I love the gathered front loop detail created by some clever drafting and a drawstring. The straps are a lovely and incredibly practical feature too. Each strap is folded in half and the fold is attached in position to the front bodice. This creates a double strap which separates over the shoulder where the visual is 4 spaghetti straps at the back. No irritating slips off the shoulder. No embarassing wardrobe malfunctions!

And I have to mention the fabric. I went in asking for linen lawn. I knew it was a bit of an ask and I’d anticipated the screwed-up-face response that I got in each and every shop. I even predicted the suggestion of cotton lawn instead. No, no, no. Burdastyle definitely stated linen lawn. Kind of a contradiction of terms really, so I’m wondering if its a translation thing. Anyone know?

So with no linen lawn and an urgency to make this dress before I went away, I asked if they had anything soft and drapey. No not polyester. Eewww sweaty! Though to be fair it was very soft and drapey. No not cotton. It’s not nearly drapey enough. Too crispy and neat. Apart from the lawn, possibly. But oh the creasing. I was tempted by tangerine muslin. Really tempted. But I’d have to have lined it for modesty purposes and I really couldn’t be arsed. I was about to give up when the viscose was presented as an option. Only in black or white but also only £4.99, with all the softness and drapeyness I could ask for. Bargain! Done!

And what a joy to work with. I took my time to cut it out because it did move around a bit on the table. especially when I was cutting on the bias. It has got a little natural stretch to it. But to be fair. It is drapey, black and relatively casual so no glaring errors are going to cause a stir here.

I made it a couple of weeks ago when I last went camping so this was it’s second trip out into the wilds of West Sussex!

So there I was, minding my own business, floating around the campfire in my new maxi dress, relishing the soft swishes of viscose around my ankles with stars in the sky and Mr O at my feet. Doesn’t really get much better than this . . .

. . . then this happened . . .

Burda Maxi Dress photobombed

Right on cue!

It’s a small miracle I got the first picture sans bombing to be honest!

I was going to leave out the in-seam pockets to hurry the process. I never really got the excitement when other people go on about pockets. But I’m glad I did and boy do I understand now! Torch and lighter in one, cash and phone in the other. Look, no bag!

And who wants serious posy photos any hoos?!

Burdastyle Maxi dress photobombed

You get to see how the straps separate at the back in the picture above. Clever, no?

You can also get an idea of how the elastic at the waist cinches the bodice in to create a much more flattering silhouette than it would have done otherwise!

You must also be feeling my delight at the depth of my in-seam pockets!

The bombing barrage came from nowhere. Actually it came from all angles. Sabotaged good and proper by a gang of onesie-clad cheeky girls!

Photobombed by onesie girls

The absolute cheek of it!

photobombed by the girls

Hang on a minute.
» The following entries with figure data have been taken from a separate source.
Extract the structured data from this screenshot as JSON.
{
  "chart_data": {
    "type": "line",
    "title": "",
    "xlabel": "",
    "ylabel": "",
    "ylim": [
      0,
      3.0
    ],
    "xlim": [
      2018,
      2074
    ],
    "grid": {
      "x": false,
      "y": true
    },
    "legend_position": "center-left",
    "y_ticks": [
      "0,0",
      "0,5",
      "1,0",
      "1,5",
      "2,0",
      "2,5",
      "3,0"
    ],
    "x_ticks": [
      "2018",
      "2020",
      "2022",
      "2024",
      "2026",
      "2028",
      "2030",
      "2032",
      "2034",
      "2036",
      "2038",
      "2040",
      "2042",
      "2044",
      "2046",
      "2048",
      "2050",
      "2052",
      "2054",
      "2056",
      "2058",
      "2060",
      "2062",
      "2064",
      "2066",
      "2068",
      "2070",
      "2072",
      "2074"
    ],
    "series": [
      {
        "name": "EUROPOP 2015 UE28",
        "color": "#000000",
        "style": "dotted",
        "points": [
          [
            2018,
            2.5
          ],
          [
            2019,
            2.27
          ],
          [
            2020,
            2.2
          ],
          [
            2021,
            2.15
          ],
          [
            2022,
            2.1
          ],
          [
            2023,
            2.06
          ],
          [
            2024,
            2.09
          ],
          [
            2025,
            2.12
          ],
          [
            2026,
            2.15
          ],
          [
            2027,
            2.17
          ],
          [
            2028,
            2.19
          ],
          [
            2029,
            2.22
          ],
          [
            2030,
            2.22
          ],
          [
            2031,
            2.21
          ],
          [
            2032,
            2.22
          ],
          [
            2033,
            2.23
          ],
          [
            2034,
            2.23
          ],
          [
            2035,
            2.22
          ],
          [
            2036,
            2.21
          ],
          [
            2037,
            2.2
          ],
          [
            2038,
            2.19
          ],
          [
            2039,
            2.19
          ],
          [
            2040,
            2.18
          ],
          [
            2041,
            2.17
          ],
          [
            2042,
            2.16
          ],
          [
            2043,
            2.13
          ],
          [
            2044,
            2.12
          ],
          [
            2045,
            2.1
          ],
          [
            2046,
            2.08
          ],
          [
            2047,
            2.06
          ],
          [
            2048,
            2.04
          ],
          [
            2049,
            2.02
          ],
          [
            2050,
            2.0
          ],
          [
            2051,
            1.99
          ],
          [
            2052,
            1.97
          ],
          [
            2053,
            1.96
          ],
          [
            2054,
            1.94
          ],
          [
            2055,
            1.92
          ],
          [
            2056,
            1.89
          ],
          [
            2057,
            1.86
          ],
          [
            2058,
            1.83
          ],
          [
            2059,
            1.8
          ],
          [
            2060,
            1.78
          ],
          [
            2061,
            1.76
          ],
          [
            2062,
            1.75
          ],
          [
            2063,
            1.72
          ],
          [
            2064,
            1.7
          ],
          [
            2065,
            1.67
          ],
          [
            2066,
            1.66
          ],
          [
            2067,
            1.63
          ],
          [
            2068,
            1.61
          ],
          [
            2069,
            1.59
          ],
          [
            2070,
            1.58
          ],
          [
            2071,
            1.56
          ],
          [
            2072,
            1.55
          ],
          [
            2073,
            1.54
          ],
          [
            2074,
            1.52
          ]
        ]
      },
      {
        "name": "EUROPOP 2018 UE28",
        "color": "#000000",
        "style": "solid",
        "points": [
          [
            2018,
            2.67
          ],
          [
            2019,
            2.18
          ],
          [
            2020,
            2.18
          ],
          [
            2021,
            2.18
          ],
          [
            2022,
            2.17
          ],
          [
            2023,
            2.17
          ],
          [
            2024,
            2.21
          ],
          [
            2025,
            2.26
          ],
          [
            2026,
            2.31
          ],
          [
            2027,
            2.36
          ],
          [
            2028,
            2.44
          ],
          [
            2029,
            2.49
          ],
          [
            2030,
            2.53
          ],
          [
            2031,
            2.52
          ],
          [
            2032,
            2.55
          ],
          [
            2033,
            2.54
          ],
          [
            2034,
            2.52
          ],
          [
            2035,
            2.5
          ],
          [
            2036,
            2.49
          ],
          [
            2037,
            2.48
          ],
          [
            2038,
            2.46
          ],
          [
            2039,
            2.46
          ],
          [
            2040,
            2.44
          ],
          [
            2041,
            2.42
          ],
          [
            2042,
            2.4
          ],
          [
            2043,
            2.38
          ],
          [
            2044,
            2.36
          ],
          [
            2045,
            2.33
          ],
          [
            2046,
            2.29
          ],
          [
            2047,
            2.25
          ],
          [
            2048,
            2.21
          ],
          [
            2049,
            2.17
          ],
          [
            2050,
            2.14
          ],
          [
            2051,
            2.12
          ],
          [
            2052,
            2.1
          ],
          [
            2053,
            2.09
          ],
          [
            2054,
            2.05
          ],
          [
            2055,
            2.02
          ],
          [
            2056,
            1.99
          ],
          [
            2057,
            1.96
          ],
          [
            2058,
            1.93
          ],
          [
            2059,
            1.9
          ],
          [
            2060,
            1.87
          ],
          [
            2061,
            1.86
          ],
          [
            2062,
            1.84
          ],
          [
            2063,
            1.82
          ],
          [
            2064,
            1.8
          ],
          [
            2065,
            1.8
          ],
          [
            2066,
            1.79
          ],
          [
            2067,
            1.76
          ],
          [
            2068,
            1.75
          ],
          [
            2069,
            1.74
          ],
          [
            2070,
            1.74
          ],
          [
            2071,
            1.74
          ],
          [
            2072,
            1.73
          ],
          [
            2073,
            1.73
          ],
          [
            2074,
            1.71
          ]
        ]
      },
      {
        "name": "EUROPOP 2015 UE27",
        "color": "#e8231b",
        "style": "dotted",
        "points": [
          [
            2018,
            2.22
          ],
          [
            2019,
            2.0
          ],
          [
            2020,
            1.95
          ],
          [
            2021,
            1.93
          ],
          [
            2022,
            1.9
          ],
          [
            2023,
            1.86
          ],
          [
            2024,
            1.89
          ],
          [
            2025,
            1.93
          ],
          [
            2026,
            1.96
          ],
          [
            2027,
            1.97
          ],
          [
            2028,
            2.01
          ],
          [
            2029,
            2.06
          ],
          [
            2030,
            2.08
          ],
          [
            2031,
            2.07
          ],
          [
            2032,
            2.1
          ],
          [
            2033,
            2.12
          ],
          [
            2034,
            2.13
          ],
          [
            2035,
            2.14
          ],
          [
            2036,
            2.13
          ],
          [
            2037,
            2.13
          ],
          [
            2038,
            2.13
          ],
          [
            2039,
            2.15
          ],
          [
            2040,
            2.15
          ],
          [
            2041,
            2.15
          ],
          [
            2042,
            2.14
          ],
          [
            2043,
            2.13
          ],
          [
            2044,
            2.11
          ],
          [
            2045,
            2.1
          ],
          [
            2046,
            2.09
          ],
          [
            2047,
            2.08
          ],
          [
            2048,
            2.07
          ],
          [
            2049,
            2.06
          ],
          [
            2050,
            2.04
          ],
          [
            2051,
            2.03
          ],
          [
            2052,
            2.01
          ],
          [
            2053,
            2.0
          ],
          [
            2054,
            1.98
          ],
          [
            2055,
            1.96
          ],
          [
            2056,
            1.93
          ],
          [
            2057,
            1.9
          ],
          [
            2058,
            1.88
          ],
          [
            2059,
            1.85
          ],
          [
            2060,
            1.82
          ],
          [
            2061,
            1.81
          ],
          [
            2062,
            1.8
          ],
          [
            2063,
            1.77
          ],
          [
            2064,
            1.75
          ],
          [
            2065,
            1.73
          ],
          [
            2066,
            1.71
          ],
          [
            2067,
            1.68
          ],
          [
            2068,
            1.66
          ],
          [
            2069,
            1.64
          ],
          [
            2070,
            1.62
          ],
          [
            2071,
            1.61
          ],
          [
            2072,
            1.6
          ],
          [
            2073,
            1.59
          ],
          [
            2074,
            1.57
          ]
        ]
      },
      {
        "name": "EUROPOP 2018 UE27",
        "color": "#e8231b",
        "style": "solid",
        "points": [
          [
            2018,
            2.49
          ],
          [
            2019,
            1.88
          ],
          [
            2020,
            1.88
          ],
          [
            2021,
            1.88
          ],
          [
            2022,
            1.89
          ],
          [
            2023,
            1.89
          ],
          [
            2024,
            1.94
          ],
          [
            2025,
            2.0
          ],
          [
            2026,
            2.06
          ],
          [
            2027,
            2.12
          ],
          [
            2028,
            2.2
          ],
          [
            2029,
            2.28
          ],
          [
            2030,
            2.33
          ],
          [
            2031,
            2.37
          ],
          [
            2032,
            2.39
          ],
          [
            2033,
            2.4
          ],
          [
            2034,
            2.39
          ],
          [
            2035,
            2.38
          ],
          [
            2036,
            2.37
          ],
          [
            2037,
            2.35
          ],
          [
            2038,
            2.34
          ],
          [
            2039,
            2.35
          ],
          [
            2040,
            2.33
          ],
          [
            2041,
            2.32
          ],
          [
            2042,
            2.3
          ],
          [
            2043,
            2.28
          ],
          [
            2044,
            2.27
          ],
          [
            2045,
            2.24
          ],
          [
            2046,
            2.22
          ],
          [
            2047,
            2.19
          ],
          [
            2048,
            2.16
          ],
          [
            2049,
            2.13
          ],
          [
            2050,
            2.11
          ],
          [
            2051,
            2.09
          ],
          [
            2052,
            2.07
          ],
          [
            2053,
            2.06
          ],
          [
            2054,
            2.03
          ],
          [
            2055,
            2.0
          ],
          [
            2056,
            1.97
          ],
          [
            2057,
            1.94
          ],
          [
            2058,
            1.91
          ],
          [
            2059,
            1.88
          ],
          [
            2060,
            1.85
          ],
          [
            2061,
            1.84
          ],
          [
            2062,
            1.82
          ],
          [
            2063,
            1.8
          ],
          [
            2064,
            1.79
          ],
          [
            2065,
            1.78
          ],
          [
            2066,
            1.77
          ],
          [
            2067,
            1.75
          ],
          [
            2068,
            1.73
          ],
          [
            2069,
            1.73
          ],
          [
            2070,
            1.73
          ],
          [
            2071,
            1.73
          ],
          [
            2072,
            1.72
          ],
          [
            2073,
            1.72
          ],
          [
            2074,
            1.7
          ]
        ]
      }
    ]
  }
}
Remind me whose shoot this was?

There was only one thing for it . . .

Maxi dress bombs the children

Seriously ladies, this dress is great for camping. It’s great for slinking down the shops too. And methinks in a drapey sandwashed silk it would be super sexy and glamourous, no?!

If you don’t have May’s Burdastyle mag then here’s a link to where you can download a pdf pattern.

And for anyone who is keen to know more about the delights of viscose, here is a fine clarification of the making process and its properties.

Hope you all had fun sewing times this weekend. Or maybe you were out camping it up too?